Epilepsy

People with epilepsy tend to have recurrent seizures or fits. Having one seizure doesn’t mean a child has epilepsy.

The condition is more common than many people realise. Around one child in every 200 has epilepsy, and while some will grow out of it, others won’t.

What causes epilepsy?

Seizures are caused by a sudden burst of electrical activity in the brain. This means there is a temporary disruption in the way that messages are passed between brain cells.

The brain is responsible for all the body’s functions, so what happens during a seizure will depend on exactly where in the brain the seizure begins, and how widely and quickly it spreads. For this reason there are lots of different types of seizures.

The most common type of seizure is known as a ‘tonic-clonic’ seizure. There are other types too though including, in children, ‘absence’ seizures.

Sometimes there is a clear reason for epilepsy developing. This can include a severe blow to the head, an infection of the brain such as meningitis, or brain damage due to lack of oxygen during a difficult birth. But for most people with the condition, there isn’t a clear cause.

What are the signs and symptoms of epilepsy?

What happens during a seizure?

A tonic-clonic seizure happens in two stages. First, the body’s muscles contract and a person becomes stiff. They might cry out, and breathing can become irregular.

The second, clonic, stage happens when the limbs jerk. This is caused by the muscles contracting and relaxing in quick succession.

It isn’t possible to stop the seizure. During the second phase, a person might bite their tongue and the inside of their cheeks.

After a minute or so, the muscles relax and the person goes limp. They are unconscious and will slowly regain consciousness. Afterwards, they may seem groggy or confused, and may not be able to remember anything at first.

They can be left with a headache and aching limbs that can last for hours or even days.

An absence seizure involves a child stopping their normal activity, and apparently staring into space as though they are daydreaming for 10 to 15 seconds. They don’t appear to see or hear anything, and afterwards a child has no memory of the seizure.

Other seizure types may involve a change in behaviour and confusion over one or two minutes.

What to do

If your child experiences a tonic-clonic seizure, don’t try to stop it. Instead, move any furniture out of the way, try to loosen any tight clothing around the neck and stay with your child until the seizure has finished. As soon as uncontrolled movements finish, lay the child on their side in the recovery position.

If your child has another type of seizure, sit them down quietly and stay with them until they are fully recovered and alert. Reassure your child calmly.

What are the effects of a seizure?

Having a seizure doesn’t itself cause any harm. It won’t cause any sort of brain damage or internal damage.
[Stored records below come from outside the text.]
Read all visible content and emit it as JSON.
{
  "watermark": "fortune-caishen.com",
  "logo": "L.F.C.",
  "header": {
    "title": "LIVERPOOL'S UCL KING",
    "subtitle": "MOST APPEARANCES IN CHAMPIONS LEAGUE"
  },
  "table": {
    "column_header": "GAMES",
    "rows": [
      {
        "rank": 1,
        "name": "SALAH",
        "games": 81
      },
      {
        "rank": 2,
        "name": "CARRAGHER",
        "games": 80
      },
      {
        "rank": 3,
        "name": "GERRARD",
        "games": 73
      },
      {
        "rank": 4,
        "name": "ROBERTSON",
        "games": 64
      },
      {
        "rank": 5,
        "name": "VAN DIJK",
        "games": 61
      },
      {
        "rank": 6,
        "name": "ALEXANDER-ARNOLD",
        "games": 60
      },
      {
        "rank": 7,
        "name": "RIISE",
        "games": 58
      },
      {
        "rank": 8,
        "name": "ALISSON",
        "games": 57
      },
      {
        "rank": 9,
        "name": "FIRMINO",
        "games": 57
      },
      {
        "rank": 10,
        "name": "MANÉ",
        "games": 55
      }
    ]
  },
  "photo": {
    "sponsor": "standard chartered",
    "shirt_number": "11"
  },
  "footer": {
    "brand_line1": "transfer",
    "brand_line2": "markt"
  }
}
However, a person might injure themselves during a tonic-clonic seizure, for example by biting their tongue or the inside of their cheek by accident, or because of things they might bump into or hurt themselves on in their immediate environment.

How is epilepsy normally diagnosed?

Doctors will probably suggest a number of tests to exclude other possible causes – for instance, a blood sugar test to rule out low blood sugar levels.

An electroencephalogram (EEG) is a way of measuring the electrical activity in the brain and is usually carried out to identify the type of epilepsy.

The child may also need a brain scan to detect whether a structural brain abnormality may be the cause.

How is epilepsy treated?

Modern anti-epileptic medication can be very effective. The trick is finding the right type, or combination of medication, that most benefits the child.

In very rare cases when medication does not control a child’s seizures, and scans indicate a structural brain abnormality is the cause, surgery may be suggested to correct the problem.

When to ask for medical help about epilepsy

If the child has never had a seizure before, call a doctor at once. If the child remains unconscious for longer than ten minutes, whether this attack is the first or not, call an ambulance and get the child to the nearest Accident and Emergency department.

What happens next?

The vast majority of children with epilepsy can lead full and active lives.

It is estimated that around three quarters of children with epilepsy will be controlled on medication or grow out of it. The chances of this happening will depend on the type of epilepsy a child has.

Most children, even those who don’t outgrow epilepsy, don’t have any other medical problems. They can go to mainstream schools and participate in most sports.

The child’s doctor will advise you if there are any precautions that the child should take, and whether any activities need to be avoided.